Mais la réciproque apparaît dans la question. Ce sont les changements dans la législation — induits par l’affaire Roe, qui écartait la protection du petit dans le sein de sa mère, et diluait en même temps les réticences morales à supprimer la vie de l’enfant à naître — qui ont dénaturé la culture. Et donc on a peine à croire que le retour progressif de la législation traditionnelle — l’élimination graduée des effets de la sentence Roe, la généralisation progressive de la protection de l’enfant, le renouveau des scrupules — soit sans effet sur un retour du respect de la vie, longuement imprimé dans nos lois, et jamais, non, jamais effacé de la culture populaire.
Retour en 1989: dans l’affaire Webster contre Reproductive Health Services (Service de la santé prénatale) la Cour Suprême a fait ce qui semble le premier pas vers la restitution de la question de l’avortement au pouvoir législatif des États. Selon le Juge-chef Rehnquist les États étaient invités à assurer la protection de l’enfant à naître, même avant qu’on le sache viable. Ce qui a déclenché une tempête de protestations dans certaines régions, en particulier dans le New Jersey et l’État de New York.
Pour certains c’était l’affolement à l’idée qu’on puisse du jour au lendemain les priver d’un « droit » pour eux plus fondamental dans leur vie que la liberté de religion ou la liberté de parole. Et dans ces régions certains hommes politiques Pro-Vie perdant pied retournèrent leur veste. Et pourtant, comme je l’ai déjà exposé ici, même le Juge Kennedy a pris soin de réunir une majorité de cinq voix pour soutenir la législation pro-vie pas à pas, entrainant à chaque pas l’opinion publique, persuadant de plus en plus les gens que certaines formes d’avortement peuvent être légitimement encadrées. Sans jamais soulever d’émotion dans le pays.
En même temps nous avons assisté à une évolution de l’opinion publique, désormais les sondages montrent qu’une majorité se trouve parmi les pro-vie, et que ce mouvement est particulièrement sensible chez les jeunes. On ne peut négliger les évènements qui ont influencé les esprits, entraînant même un certain recul des jeunes devant l’avortement. N’oublions pas non plus les efforts des élus pour faire avancer publiquement la cause. Rappelons une bonne vieille règle: c’est « tout un art » de saper plus ou moins bien les mauvaises causes jusqu’à la dernière chiquenaude qui les fait s’effondrer.
Entre temps, comme le note notre collègue, bien des gens s’apercevront que des lois gauchistes en faveur de l’avortement sont à leur porte. Mais Donna Fitzpatrick Bethell, qui a de bonnes sources à Washington, remarque qu’une grande différence peut naître dans les esprits, et que les gens seront conscients que leur vie risque de verser dans un environnement sombre, inconvenant, méprisable.

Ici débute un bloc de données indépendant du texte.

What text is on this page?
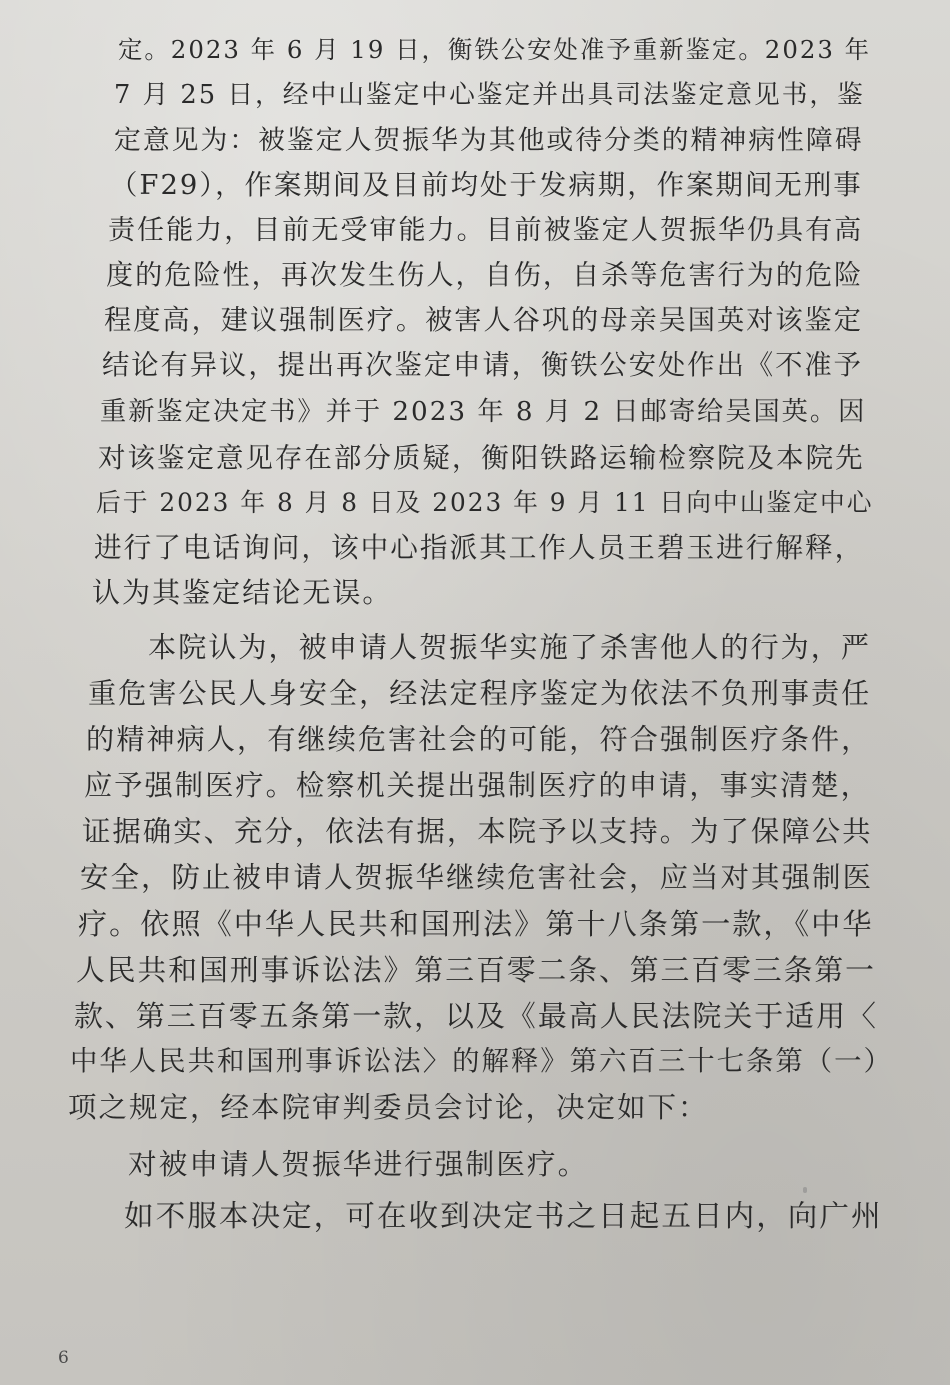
定。2023 年 6 月 19 日，衡铁公安处准予重新鉴定。2023 年
7 月 25 日，经中山鉴定中心鉴定并出具司法鉴定意见书，鉴
定意见为：被鉴定人贺振华为其他或待分类的精神病性障碍
（F29），作案期间及目前均处于发病期，作案期间无刑事
责任能力，目前无受审能力。目前被鉴定人贺振华仍具有高
度的危险性，再次发生伤人，自伤，自杀等危害行为的危险
程度高，建议强制医疗。被害人谷巩的母亲吴国英对该鉴定
结论有异议，提出再次鉴定申请，衡铁公安处作出《不准予
重新鉴定决定书》并于 2023 年 8 月 2 日邮寄给吴国英。因
对该鉴定意见存在部分质疑，衡阳铁路运输检察院及本院先
后于 2023 年 8 月 8 日及 2023 年 9 月 11 日向中山鉴定中心
进行了电话询问，该中心指派其工作人员王碧玉进行解释，
认为其鉴定结论无误。
本院认为，被申请人贺振华实施了杀害他人的行为，严
重危害公民人身安全，经法定程序鉴定为依法不负刑事责任
的精神病人，有继续危害社会的可能，符合强制医疗条件，
应予强制医疗。检察机关提出强制医疗的申请，事实清楚，
证据确实、充分，依法有据，本院予以支持。为了保障公共
安全，防止被申请人贺振华继续危害社会，应当对其强制医
疗。依照《中华人民共和国刑法》第十八条第一款，《中华
人民共和国刑事诉讼法》第三百零二条、第三百零三条第一
款、第三百零五条第一款，以及《最高人民法院关于适用〈
中华人民共和国刑事诉讼法〉的解释》第六百三十七条第（一）
项之规定，经本院审判委员会讨论，决定如下：
对被申请人贺振华进行强制医疗。
如不服本决定，可在收到决定书之日起五日内，向广州
6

J’éprouve un souci à cause du pessimisme de certains amis, pessimisme dû à la conviction de la suprématie des Juges. On suppose tout d’abord que rien ne sera pratiquement faisable dans le domaine politique tant que la Cour Suprême n’aura pas renversé la sentence Roe. On oublie l’action que peut mener la Cour en collaboration avec les élus et le gouvernement pour prendre des mesures telles qu’ériger des obstacles à l’avortement et encourager la protection de l’enfant.
Bien pire, la myopie qui actuellement affecte tant de gens les incite à adopter une « jurisprudence conservatoire ». L’idée selon laquelle la Cour Suprême ne peut faire mieux que renvoyer la question de l’avortement aux États est bizarrement et fermement ancrée dans les esprits. Mais depuis plus d’un siècle la Cour s’efforce de poser les questions judicieuses quand un gouvernement local prive de la protection des lois des humains, qu’ils soient Chinois, résidents étrangers, ou handicapés.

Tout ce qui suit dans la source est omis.